- 47 -

23.3K 788 111
                                    

Ali'den

Arven'i gazeteye bıraktıktan sonra emniyete gelmiştim. Arkadaşlarla günaydınlaşıp masama geçtim ve bilgisayarımı açtım. Bu sırada asayiş şube müdürünün içeri girmesiyle hepimiz ayaklanmıştık.

"Ali geldi mi?"

"Buradayım müdürüm."

"Emniyet müdürü birazdan şubeye gelecek. Kendinize çeki düzen verin. Ali sen ayrıca dikkatli ol."

Nedenini sormama fırsat bile vermeden hızla çıkmıştı. Herkes şaşkın ve meraklı gözlerle bana bakıyordu. Biz toparlanırken müdür bey elinde gazeteyle içeri girmişti.

"Günaydın arkadaşlar."

Kimseden çıt çıkmıyordu.

"Ali Güner?"

"Emredin müdürüm."

Birkaç adım atıp karşıma geçmişti.
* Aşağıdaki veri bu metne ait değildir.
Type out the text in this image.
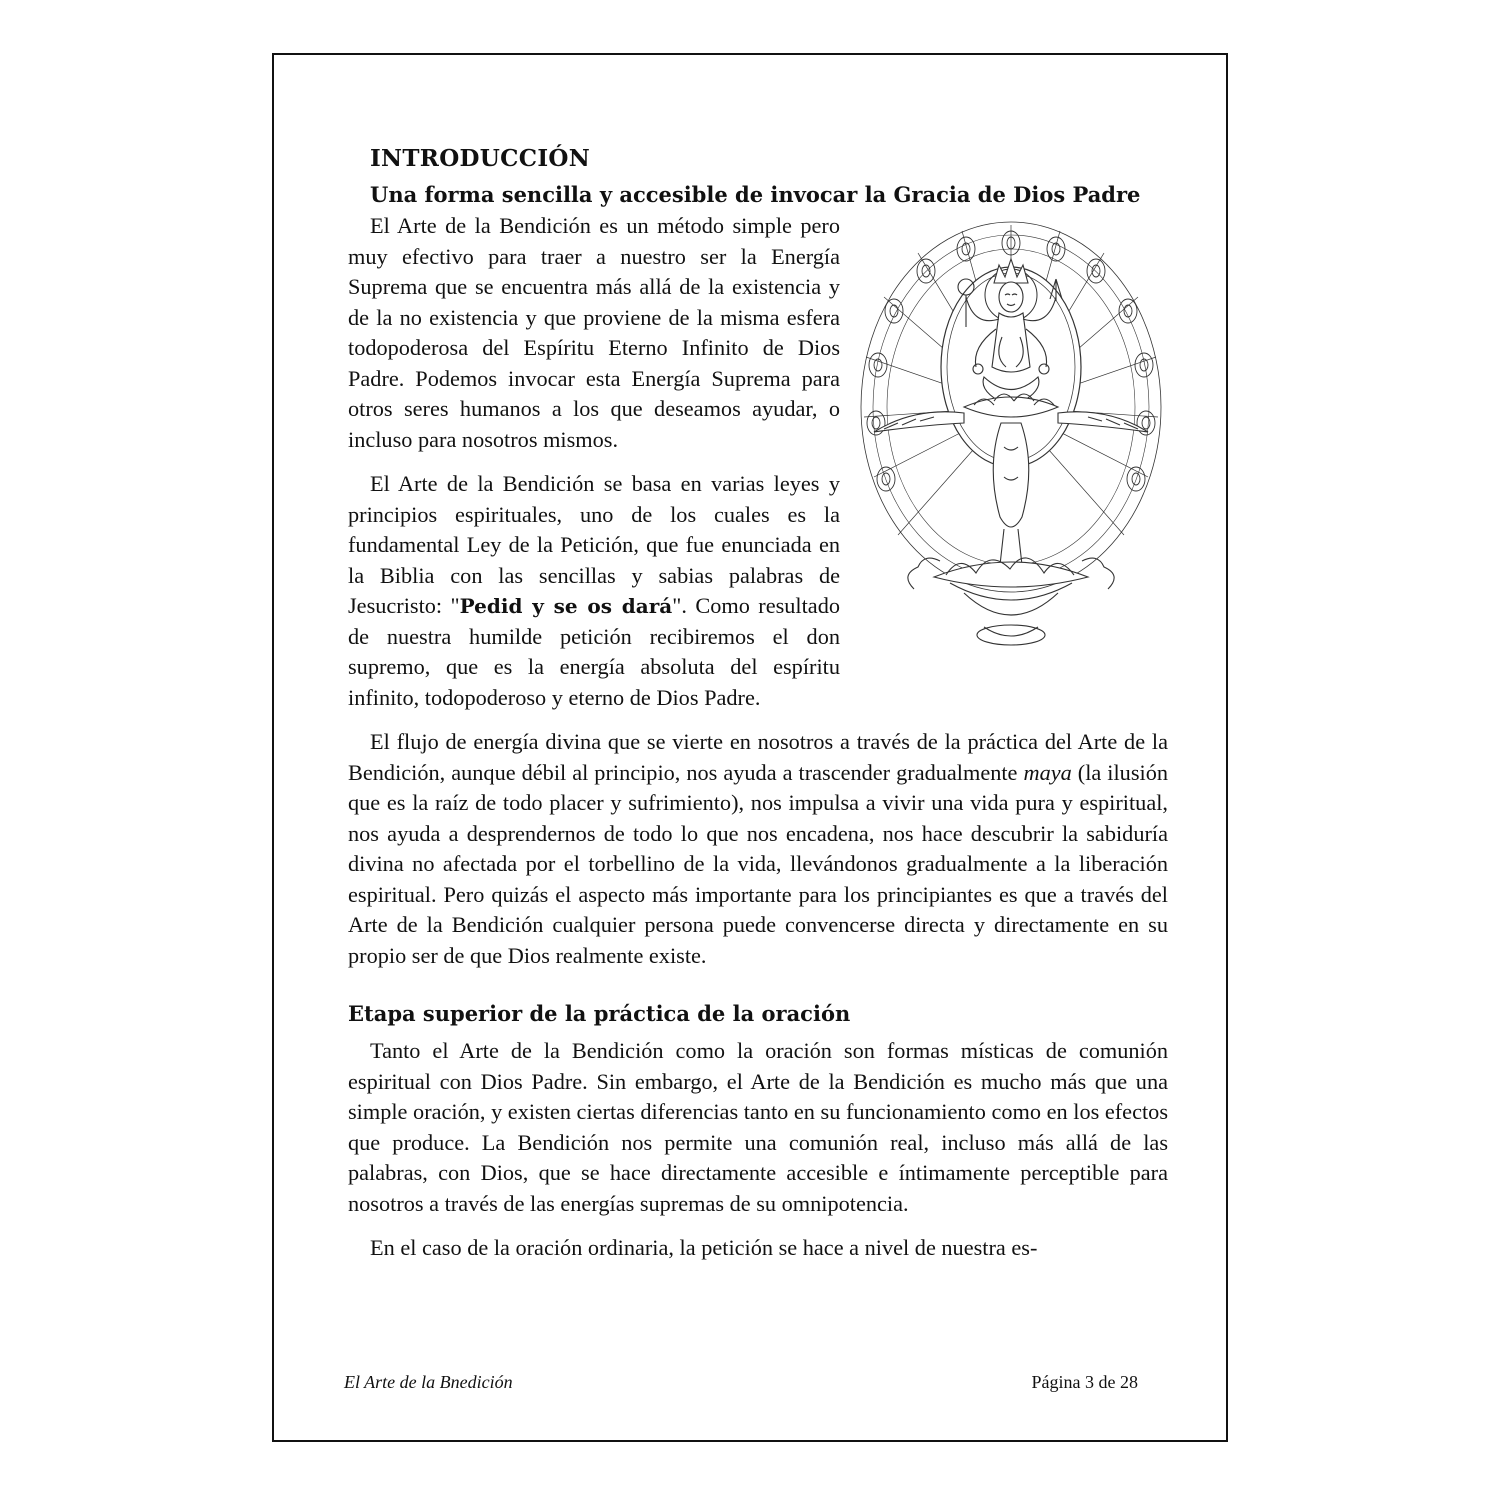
INTRODUCCIÓN
Una forma sencilla y accesible de invocar la Gracia de Dios Padre

El Arte de la Bendición es un método simple pero muy efectivo para traer a nuestro ser la Energía Suprema que se encuentra más allá de la existencia y de la no existencia y que proviene de la misma esfera todopoderosa del Espíritu Eterno Infinito de Dios Padre. Podemos invocar esta Energía Suprema para otros seres humanos a los que deseamos ayudar, o incluso para nosotros mismos.

El Arte de la Bendición se basa en varias leyes y principios espirituales, uno de los cuales es la fundamental Ley de la Petición, que fue enunciada en la Biblia con las sencillas y sabias palabras de Jesucristo: "Pedid y se os dará". Como resultado de nuestra humilde petición recibiremos el don supremo, que es la energía absoluta del espíritu infinito, todopoderoso y eterno de Dios Padre.

El flujo de energía divina que se vierte en nosotros a través de la práctica del Arte de la Bendición, aunque débil al principio, nos ayuda a trascender gradualmente maya (la ilusión que es la raíz de todo placer y sufrimiento), nos impulsa a vivir una vida pura y espiritual, nos ayuda a desprendernos de todo lo que nos encadena, nos hace descubrir la sabiduría divina no afectada por el torbellino de la vida, llevándonos gradualmente a la liberación espiritual. Pero quizás el aspecto más importante para los principiantes es que a través del Arte de la Bendición cualquier persona puede convencerse directa y directamente en su propio ser de que Dios realmente existe.

Etapa superior de la práctica de la oración

Tanto el Arte de la Bendición como la oración son formas místicas de comunión espiritual con Dios Padre. Sin embargo, el Arte de la Bendición es mucho más que una simple oración, y existen ciertas diferencias tanto en su funcionamiento como en los efectos que produce. La Bendición nos permite una comunión real, incluso más allá de las palabras, con Dios, que se hace directamente accesible e íntimamente perceptible para nosotros a través de las energías supremas de su omnipotencia.

En el caso de la oración ordinaria, la petición se hace a nivel de nuestra es-

El Arte de la Bnedición	Página 3 de 28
Sert bakışlarını gözlerime diktiğinde otoritesi karşısında gözlerimi kaçırmamak mümkün değildi.

"Evli misin?"

"Evet müdürüm."

"Eşin gazeteci mi?"

"Evet müdürüm."

"Kurtuluş Gazetesi editörü Arven Güner!"

Bu sırada elinde tuttuğu gazeteyi yanımdaki masaya çarpmıştı. Müdür bey konuşmaya devam ederken yan gözle masaya bakıyordum.
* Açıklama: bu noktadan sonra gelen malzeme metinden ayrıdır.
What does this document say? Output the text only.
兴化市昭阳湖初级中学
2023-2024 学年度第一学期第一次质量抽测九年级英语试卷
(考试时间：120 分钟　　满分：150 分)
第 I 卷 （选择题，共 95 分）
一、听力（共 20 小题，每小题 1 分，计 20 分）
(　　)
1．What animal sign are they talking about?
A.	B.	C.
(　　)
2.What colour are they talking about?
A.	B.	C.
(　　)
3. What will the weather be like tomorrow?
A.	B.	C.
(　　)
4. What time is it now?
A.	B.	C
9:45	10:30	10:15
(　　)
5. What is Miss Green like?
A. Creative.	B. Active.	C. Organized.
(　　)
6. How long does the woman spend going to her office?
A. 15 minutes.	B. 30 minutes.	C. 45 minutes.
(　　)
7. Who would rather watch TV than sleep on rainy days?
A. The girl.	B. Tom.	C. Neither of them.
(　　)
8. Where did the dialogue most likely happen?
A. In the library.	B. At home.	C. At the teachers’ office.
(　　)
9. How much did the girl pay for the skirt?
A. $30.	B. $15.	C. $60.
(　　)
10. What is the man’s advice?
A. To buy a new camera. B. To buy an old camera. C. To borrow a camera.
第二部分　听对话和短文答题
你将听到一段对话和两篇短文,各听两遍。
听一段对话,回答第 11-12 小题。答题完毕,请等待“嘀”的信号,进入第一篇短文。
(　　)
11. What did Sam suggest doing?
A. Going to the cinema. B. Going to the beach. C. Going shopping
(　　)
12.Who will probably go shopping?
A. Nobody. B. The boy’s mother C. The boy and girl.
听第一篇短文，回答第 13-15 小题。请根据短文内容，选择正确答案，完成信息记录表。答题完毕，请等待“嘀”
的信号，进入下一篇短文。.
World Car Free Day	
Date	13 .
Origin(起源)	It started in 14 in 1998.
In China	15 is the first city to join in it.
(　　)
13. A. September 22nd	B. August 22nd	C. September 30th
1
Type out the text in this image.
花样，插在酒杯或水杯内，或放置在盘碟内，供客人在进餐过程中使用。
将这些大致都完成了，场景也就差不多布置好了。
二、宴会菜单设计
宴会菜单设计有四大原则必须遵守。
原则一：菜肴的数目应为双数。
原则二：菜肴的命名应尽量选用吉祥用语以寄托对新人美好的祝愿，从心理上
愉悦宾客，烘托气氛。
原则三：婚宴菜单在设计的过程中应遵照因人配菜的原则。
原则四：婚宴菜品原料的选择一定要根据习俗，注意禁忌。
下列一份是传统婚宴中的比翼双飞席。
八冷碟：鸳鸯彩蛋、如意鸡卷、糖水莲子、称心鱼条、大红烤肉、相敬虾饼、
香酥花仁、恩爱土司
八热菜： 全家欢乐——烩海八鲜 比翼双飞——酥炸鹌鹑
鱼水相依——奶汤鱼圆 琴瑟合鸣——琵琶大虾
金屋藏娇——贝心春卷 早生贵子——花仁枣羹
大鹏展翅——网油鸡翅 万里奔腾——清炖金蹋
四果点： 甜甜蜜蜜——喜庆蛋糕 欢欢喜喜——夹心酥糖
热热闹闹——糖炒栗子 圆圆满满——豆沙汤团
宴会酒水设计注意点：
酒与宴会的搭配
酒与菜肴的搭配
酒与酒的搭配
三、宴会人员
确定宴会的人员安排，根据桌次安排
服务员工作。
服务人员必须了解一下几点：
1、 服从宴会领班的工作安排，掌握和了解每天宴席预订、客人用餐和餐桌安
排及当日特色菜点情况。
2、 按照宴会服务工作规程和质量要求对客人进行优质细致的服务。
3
"Bugün hepimizin ayağını kaydırabilecek olan o haberi yayına sokan Kurtuluş Gazetesi'nin editörü Arven Güner, senin eşin mi Ali Güner!?"
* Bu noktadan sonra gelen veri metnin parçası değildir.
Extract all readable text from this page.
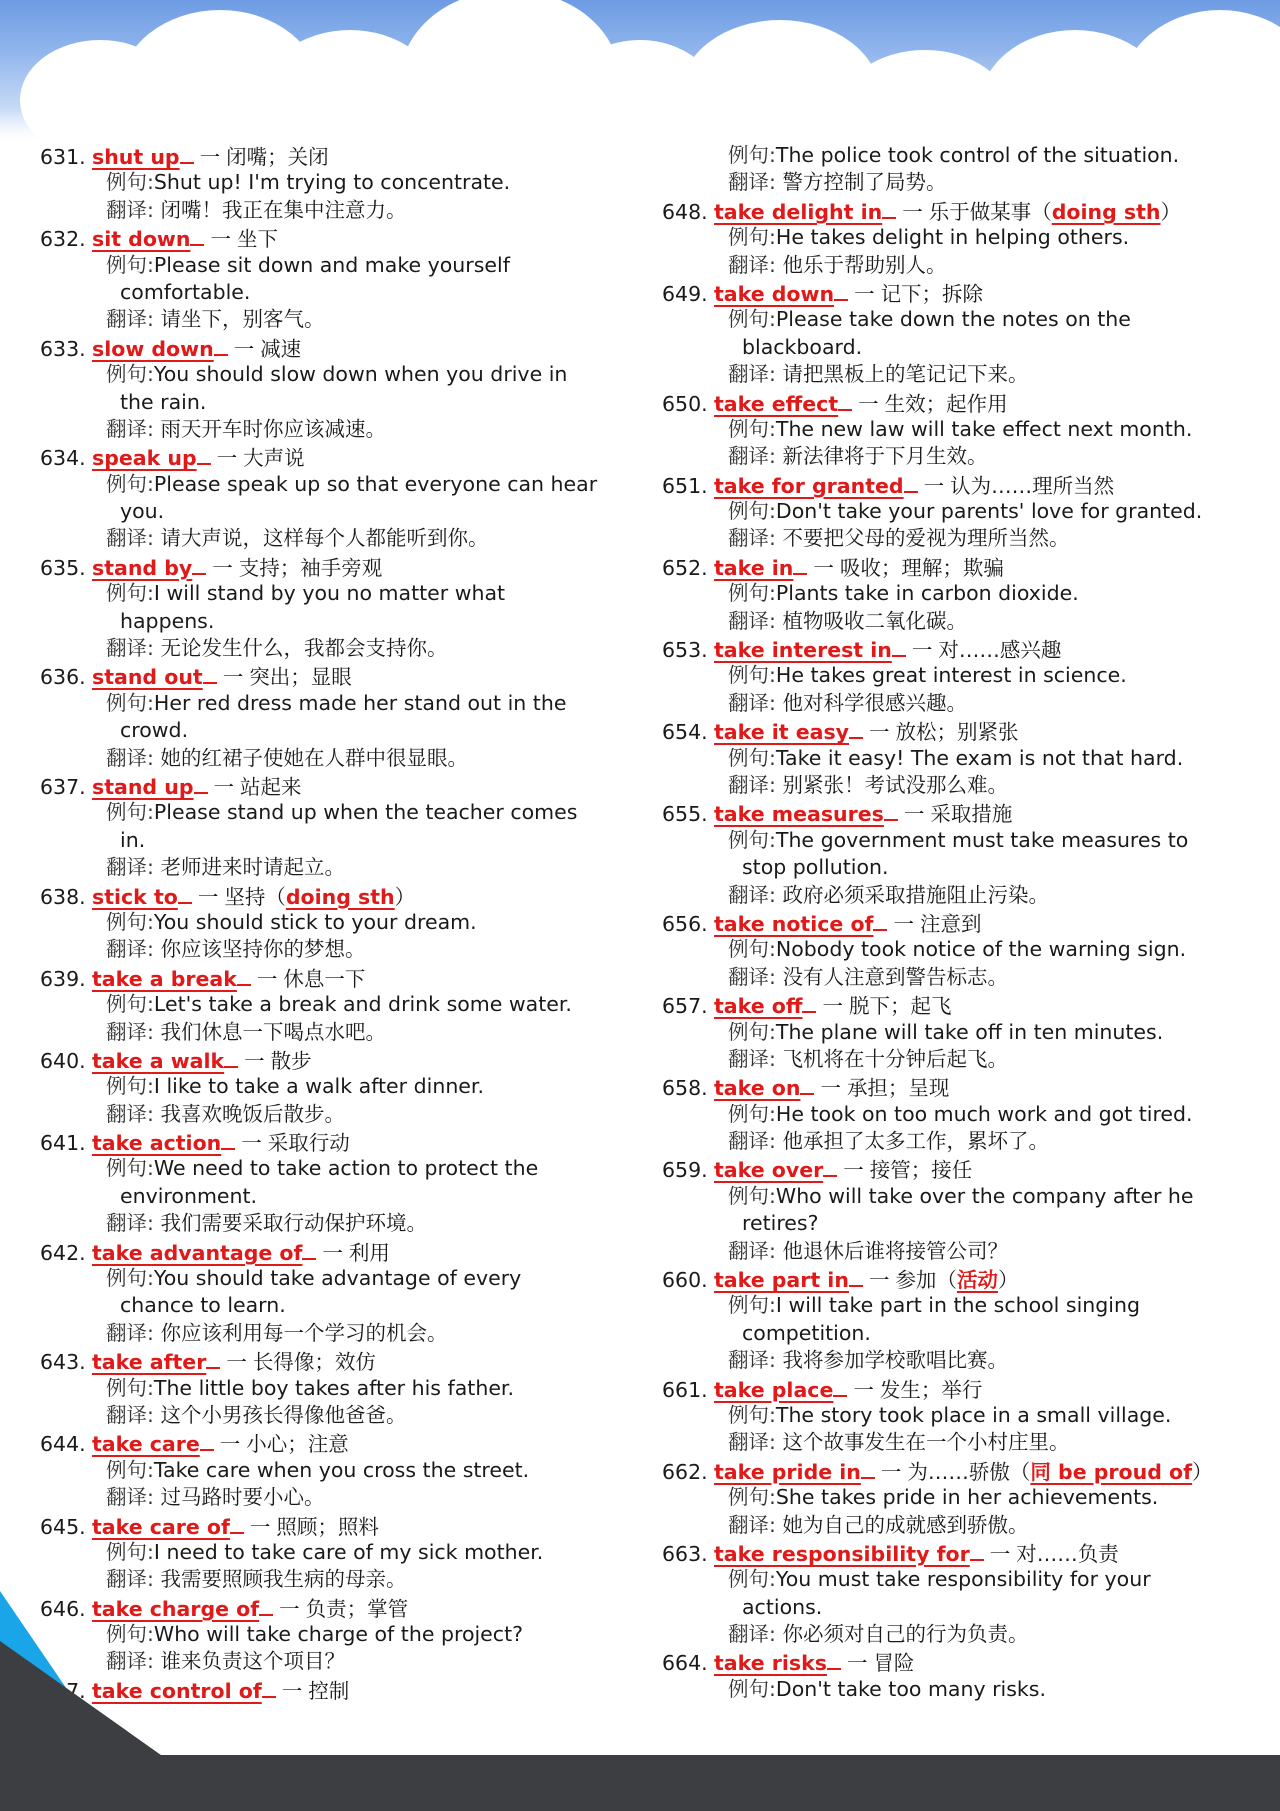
631. shut up 一 闭嘴；关闭
例句:Shut up! I'm trying to concentrate.
翻译: 闭嘴！我正在集中注意力。
632. sit down 一 坐下
例句:Please sit down and make yourself
comfortable.
翻译: 请坐下，别客气。
633. slow down 一 减速
例句:You should slow down when you drive in
the rain.
翻译: 雨天开车时你应该减速。
634. speak up 一 大声说
例句:Please speak up so that everyone can hear
you.
翻译: 请大声说，这样每个人都能听到你。
635. stand by 一 支持；袖手旁观
例句:I will stand by you no matter what
happens.
翻译: 无论发生什么，我都会支持你。
636. stand out 一 突出；显眼
例句:Her red dress made her stand out in the
crowd.
翻译: 她的红裙子使她在人群中很显眼。
637. stand up 一 站起来
例句:Please stand up when the teacher comes
in.
翻译: 老师进来时请起立。
638. stick to 一 坚持（doing sth）
例句:You should stick to your dream.
翻译: 你应该坚持你的梦想。
639. take a break 一 休息一下
例句:Let's take a break and drink some water.
翻译: 我们休息一下喝点水吧。
640. take a walk 一 散步
例句:I like to take a walk after dinner.
翻译: 我喜欢晚饭后散步。
641. take action 一 采取行动
例句:We need to take action to protect the
environment.
翻译: 我们需要采取行动保护环境。
642. take advantage of 一 利用
例句:You should take advantage of every
chance to learn.
翻译: 你应该利用每一个学习的机会。
643. take after 一 长得像；效仿
例句:The little boy takes after his father.
翻译: 这个小男孩长得像他爸爸。
644. take care 一 小心；注意
例句:Take care when you cross the street.
翻译: 过马路时要小心。
645. take care of 一 照顾；照料
例句:I need to take care of my sick mother.
翻译: 我需要照顾我生病的母亲。
646. take charge of 一 负责；掌管
例句:Who will take charge of the project?
翻译: 谁来负责这个项目？
647. take control of 一 控制
例句:The police took control of the situation.
翻译: 警方控制了局势。
648. take delight in 一 乐于做某事（doing sth）
例句:He takes delight in helping others.
翻译: 他乐于帮助别人。
649. take down 一 记下；拆除
例句:Please take down the notes on the
blackboard.
翻译: 请把黑板上的笔记记下来。
650. take effect 一 生效；起作用
例句:The new law will take effect next month.
翻译: 新法律将于下月生效。
651. take for granted 一 认为……理所当然
例句:Don't take your parents' love for granted.
翻译: 不要把父母的爱视为理所当然。
652. take in 一 吸收；理解；欺骗
例句:Plants take in carbon dioxide.
翻译: 植物吸收二氧化碳。
653. take interest in 一 对……感兴趣
例句:He takes great interest in science.
翻译: 他对科学很感兴趣。
654. take it easy 一 放松；别紧张
例句:Take it easy! The exam is not that hard.
翻译: 别紧张！考试没那么难。
655. take measures 一 采取措施
例句:The government must take measures to
stop pollution.
翻译: 政府必须采取措施阻止污染。
656. take notice of 一 注意到
例句:Nobody took notice of the warning sign.
翻译: 没有人注意到警告标志。
657. take off 一 脱下；起飞
例句:The plane will take off in ten minutes.
翻译: 飞机将在十分钟后起飞。
658. take on 一 承担；呈现
例句:He took on too much work and got tired.
翻译: 他承担了太多工作，累坏了。
659. take over 一 接管；接任
例句:Who will take over the company after he
retires?
翻译: 他退休后谁将接管公司？
660. take part in 一 参加（活动）
例句:I will take part in the school singing
competition.
翻译: 我将参加学校歌唱比赛。
661. take place 一 发生；举行
例句:The story took place in a small village.
翻译: 这个故事发生在一个小村庄里。
662. take pride in 一 为……骄傲（同 be proud of）
例句:She takes pride in her achievements.
翻译: 她为自己的成就感到骄傲。
663. take responsibility for 一 对……负责
例句:You must take responsibility for your
actions.
翻译: 你必须对自己的行为负责。
664. take risks 一 冒险
例句:Don't take too many risks.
Gazeteyi alıp gözlerimin önüne tuttu.

"Eski meslektaşımla ilgili olan haberden bahsediyorum. Haberin altında ne yazıyor oku herkes duysun."

Alçak bir ses tonuyla okudum.

"Haber: Arven Güner"

"Haberin var mıydı bundan?"

"Hayır müdürüm."

Gazeteyi de alıp dışarı çıkarken konuşmaya devam etti.

"Ali Güner, odama!"

Müdür beyin odasına girdiğimizde sadece ikimiz vardık. Makam koltuğuna oturmuş ben de karşısında ayaktaydım.
Bir süre sessizce beni incelemişti.

"Otur."

Sesi az öncekine göre daha sakin çıkmıştı ama gerginliği hâlâ belliydi.

"Otur Ali otur."

Yavaş adımlarla müdür beyin önündeki masanın yanında duran tekli koltuklardan birine oturdum. Gözlerim yerde tek bir noktaya bakıyordu. Müdür bey kollarını masaya koyup yaklaştı.

"Burak Müdür... Bir tanışıklığım yok ama o dönem başına gelen olaylardan ötürü İzmir'de adını duymayan kalmadı. Öyle ya da böyle... Davası görüldü ve kapandı. Şimdi bunca zaman sonra yerden ölüyü çıkarmanın ne anlamı vardı..?"

Başını biraz daha yaklaştırıp yere bakan gözlerime bakmak istercesine eğildi ve konuşmaya devam etti.

"Başımıza neler gelir tahmin ediyor musun? Ne cesaretle yazılır bu haber!"